The Sands project encountered other obstacles. It was never clear whether the company would knock down the actual Coliseum, or refurbish it for casino purposes—a significant detail. Nor did the company have a great answer for how the hell all of an estimated 20,000 daily customers were supposed to get there without clogging Long Island’s already famously crowded highways. The Coliseum has no access to public transportation, which is one of the reasons why the Islanders now play a few towns over in Elmont, and why Billy Joel’s next tour includes a stop instead at Cohen’s team’s ballpark, Citi Field, in Queens. At least Trump managed a rally at the Coliseum last September.
If these sound like insurmountable obstacles to you, the Nassau County legislature felt otherwise, approving the Sands lease and authorizing in its Rules Committee an additional $3 million to fight off legal challenges to the casino. “We had multiple members of the Democratic legislature vote in favor of this,” the source with direct knowledge of the matter says. “Now, granted, it was before Trump came back.”
About that. Adelson was absolutely thrilled about the election results. (After all, the two were so close that Trump had given her the Medal of Freedom in his last term and appointed one of her allies as US antisemitism envoy in this one.) How thrilled? When the votes were counted, the ordinarily publicity-shy Miriam told her daughter in a rare podcast appearance (with captions translated from Hebrew to English by YouTube) that she had walked up to a nearly life-size picture she kept of Sheldon and asked, “Are you proud of me? Aren’t you proud of me?” Miriam Adelson added to her daughter, the investor Yasmin Lukatz, that she was then filled with a sense of love, a sense that Sheldon was “smiling at me.”
It would be wrong to say it’s the end of her lucky run. Even though Adelson fell out of the Forbes 50, she’s still worth around $30 billion. And Trump was the first Republican to win Nassau County since 1988. But Trump’s 15 points underwater in the latest local polling, while Hochul is in positive territory for the first time in 15 months, after making a hard pivot against the president. “Trump’s acting a fool,” says the casino industry insider. “Miriam Adelson didn’t want to get dragged through the mud repeatedly, and they didn’t want to put in a bid and lose for that reason.”

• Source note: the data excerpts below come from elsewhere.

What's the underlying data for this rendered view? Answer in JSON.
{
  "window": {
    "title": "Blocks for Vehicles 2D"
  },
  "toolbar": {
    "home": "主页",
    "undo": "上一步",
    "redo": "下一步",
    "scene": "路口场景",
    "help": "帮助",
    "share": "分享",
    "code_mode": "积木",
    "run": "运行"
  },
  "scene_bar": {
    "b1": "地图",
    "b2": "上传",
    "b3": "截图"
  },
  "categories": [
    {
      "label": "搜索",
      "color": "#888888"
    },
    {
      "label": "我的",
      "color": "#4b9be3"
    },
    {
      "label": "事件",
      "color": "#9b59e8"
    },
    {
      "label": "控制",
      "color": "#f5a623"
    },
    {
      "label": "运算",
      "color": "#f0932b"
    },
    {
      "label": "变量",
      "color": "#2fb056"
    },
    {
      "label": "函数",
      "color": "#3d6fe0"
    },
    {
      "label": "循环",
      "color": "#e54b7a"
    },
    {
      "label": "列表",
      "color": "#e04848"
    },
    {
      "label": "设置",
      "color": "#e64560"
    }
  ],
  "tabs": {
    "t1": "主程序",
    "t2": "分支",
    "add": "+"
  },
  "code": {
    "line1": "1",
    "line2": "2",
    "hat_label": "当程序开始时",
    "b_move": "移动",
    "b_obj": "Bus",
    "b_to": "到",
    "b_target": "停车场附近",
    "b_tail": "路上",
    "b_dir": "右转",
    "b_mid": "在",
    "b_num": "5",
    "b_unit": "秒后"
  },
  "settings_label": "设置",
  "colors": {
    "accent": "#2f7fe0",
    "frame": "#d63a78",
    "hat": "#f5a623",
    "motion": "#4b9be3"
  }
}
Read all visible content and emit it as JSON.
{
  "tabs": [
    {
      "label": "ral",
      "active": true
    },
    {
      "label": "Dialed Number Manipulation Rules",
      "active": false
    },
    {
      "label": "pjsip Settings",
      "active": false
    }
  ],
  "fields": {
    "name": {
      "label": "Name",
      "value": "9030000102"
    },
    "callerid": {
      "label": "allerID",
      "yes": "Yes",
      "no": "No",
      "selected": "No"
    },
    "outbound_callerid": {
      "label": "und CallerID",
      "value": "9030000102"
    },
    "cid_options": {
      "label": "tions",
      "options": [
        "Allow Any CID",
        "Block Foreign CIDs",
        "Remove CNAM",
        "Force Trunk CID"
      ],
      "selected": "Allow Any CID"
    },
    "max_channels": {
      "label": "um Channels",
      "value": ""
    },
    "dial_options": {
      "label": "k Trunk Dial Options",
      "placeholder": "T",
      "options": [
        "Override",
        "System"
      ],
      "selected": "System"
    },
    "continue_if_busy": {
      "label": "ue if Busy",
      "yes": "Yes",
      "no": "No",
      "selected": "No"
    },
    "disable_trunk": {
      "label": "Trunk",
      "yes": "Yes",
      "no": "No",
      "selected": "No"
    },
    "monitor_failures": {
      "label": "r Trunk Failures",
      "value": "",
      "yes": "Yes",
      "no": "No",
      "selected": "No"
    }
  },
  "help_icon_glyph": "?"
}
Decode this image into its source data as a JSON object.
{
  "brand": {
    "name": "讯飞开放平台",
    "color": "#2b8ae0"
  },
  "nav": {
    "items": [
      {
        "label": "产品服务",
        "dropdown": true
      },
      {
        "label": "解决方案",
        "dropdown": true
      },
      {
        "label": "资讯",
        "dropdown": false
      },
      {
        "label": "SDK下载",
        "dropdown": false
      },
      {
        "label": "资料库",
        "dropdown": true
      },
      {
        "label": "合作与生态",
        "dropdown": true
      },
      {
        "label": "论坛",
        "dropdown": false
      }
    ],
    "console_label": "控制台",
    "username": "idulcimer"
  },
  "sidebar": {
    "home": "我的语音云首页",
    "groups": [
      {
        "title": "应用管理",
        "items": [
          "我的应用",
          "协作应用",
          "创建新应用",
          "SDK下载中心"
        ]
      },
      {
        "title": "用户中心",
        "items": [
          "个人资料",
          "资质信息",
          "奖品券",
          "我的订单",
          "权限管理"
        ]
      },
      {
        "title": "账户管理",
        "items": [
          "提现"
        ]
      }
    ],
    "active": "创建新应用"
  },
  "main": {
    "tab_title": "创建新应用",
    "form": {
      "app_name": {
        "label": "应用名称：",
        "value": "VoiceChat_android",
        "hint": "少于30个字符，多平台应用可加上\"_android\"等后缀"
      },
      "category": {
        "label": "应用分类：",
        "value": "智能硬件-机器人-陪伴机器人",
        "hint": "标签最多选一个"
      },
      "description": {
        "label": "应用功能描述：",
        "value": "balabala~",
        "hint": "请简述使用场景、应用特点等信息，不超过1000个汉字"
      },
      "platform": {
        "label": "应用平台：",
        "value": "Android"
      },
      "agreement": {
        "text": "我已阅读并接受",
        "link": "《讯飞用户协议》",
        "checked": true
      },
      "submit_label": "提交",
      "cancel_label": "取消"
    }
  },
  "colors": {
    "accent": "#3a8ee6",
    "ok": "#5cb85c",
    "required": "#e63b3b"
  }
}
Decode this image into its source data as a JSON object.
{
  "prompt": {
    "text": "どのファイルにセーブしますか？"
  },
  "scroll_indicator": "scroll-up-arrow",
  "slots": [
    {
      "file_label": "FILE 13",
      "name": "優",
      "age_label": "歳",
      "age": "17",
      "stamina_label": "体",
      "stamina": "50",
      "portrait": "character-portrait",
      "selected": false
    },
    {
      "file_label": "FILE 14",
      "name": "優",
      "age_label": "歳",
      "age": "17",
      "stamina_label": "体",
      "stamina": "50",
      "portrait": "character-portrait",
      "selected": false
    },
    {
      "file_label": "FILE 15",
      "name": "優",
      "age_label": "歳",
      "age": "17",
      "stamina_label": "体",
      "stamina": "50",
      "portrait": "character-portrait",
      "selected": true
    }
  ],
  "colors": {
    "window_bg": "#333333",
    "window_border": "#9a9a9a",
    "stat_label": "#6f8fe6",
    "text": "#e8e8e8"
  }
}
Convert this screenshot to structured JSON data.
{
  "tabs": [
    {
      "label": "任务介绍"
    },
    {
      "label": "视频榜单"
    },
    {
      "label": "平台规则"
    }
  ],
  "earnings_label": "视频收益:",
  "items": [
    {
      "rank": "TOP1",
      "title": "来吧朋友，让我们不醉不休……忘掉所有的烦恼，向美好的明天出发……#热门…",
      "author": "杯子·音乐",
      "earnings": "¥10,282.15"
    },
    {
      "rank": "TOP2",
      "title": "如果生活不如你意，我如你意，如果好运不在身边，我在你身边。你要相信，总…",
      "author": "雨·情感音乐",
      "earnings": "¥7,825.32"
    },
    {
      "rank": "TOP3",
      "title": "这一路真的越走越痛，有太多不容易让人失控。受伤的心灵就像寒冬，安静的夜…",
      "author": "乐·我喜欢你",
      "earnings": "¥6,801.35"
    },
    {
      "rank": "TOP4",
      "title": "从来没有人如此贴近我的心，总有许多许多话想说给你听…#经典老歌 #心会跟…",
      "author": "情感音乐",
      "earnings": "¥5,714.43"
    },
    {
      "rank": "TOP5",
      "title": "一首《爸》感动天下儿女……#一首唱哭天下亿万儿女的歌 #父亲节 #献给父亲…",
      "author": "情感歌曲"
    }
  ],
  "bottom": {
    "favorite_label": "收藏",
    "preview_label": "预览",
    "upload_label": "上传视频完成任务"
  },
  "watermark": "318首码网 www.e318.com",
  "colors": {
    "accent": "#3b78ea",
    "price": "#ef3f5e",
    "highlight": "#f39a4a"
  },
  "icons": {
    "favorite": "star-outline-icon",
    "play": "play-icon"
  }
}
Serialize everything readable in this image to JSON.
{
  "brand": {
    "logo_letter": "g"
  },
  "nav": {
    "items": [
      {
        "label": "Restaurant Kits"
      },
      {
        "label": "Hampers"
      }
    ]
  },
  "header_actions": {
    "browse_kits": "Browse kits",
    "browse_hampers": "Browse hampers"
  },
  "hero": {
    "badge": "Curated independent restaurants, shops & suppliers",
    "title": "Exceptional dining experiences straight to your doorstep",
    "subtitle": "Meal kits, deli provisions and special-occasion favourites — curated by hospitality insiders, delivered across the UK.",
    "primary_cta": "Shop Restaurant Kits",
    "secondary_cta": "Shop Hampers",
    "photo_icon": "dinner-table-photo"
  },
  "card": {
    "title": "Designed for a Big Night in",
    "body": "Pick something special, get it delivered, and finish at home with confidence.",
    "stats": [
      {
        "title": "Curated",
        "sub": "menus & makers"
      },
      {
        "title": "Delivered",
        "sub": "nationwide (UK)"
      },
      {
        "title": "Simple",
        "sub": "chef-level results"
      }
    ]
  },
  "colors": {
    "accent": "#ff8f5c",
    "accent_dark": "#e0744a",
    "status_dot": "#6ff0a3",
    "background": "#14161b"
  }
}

Among Adelson’s executives, there were active discussions about whether it made sense to operate a casino anywhere in the United States at the moment. Despite the name, Las Vegas Sands has no current holdings in America; all of its gambling properties are in Singapore or Chinese-controlled Macao. The thinking went something like this: Better to sell the Coliseum lease to another company. Let the next guy deal with the political hassles that put question marks around our multibillion-dollar resorts, and the union contracts that eat into our margins. We’ll work in Macao, where we’ve got none of those concerns. Making America great again? That’s a hand someone else can play.